The solution: I worked with my PM to define a two-level system. Users first select a well role category (sample, control, standard, blank), then assign a numerical subgroup within it (1, 2, 3, etc.). This structure balances guided workflow with the flexibility to handle both simple and complex plate layouts.
This led to the "Fill by pattern" interaction, which makes annotating an entire plate quick and programmatic:
Select wells using any selection method (click, drag, or row/column headers)
Choose a well role category
Assign wells to a single group or create multiple groups automatically by pattern
Annotate complex plate layouts in seconds
Using a combination of well selection interactions and annotation methods, scientists can visually annotate wells with critical metadata.
Multiple labels
In some cases, multiple labels may need to be placed on the same well - for example, to represent multiple reagents to be placed inside a single well.

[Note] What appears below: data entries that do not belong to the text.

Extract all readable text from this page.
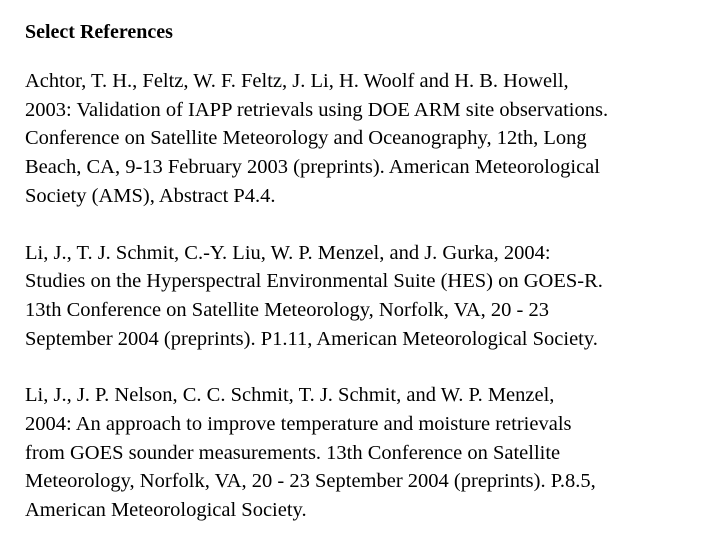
Select References
Achtor, T. H., Feltz, W. F. Feltz, J. Li, H. Woolf and H. B. Howell,
2003: Validation of IAPP retrievals using DOE ARM site observations.
Conference on Satellite Meteorology and Oceanography, 12th, Long
Beach, CA, 9-13 February 2003 (preprints). American Meteorological
Society (AMS), Abstract P4.4.
Li, J., T. J. Schmit, C.-Y. Liu, W. P. Menzel, and J. Gurka, 2004:
Studies on the Hyperspectral Environmental Suite (HES) on GOES-R.
13th Conference on Satellite Meteorology, Norfolk, VA, 20 - 23
September 2004 (preprints). P1.11, American Meteorological Society.
Li, J., J. P. Nelson, C. C. Schmit, T. J. Schmit, and W. P. Menzel,
2004: An approach to improve temperature and moisture retrievals
from GOES sounder measurements. 13th Conference on Satellite
Meteorology, Norfolk, VA, 20 - 23 September 2004 (preprints). P.8.5,
American Meteorological Society.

We handle this by splitting wells by color, and a special treatment for over >4 labels.
Legend actions
Clicking on an legend item will hide it from the plate map. This is handy for keeping the focus on only things you want to visualize, so you can hide the rest (for example, a buffer placed in each well).
Color palette
I expanded our current color palette and defined a robust set of colors to use for plate maps with accessibility in mind.
UX framework
After delivering the MVP, I developed a UX framework to make design decision-making faster as we build new features beyond our initial launch.
Plate maps launched in limited availability in June 2024, followed by a general launch in September 2024. (Note: I left Benchling in July 2024, and have intentionally omitted confidential success metrics here.)
After a brief beta period, we released MVP plate maps in 2024. Since then, we’ve made iterative improvements to the plate tool, such as a new plate layers selector UI. I also led an investigation into better accessibility for colors on the plate map.
The impact was immediate: plate usage in Benchling jumped 10x, unlocking more of Benchling's core value around tracking experimental processes and providing insights to accelerate R&D.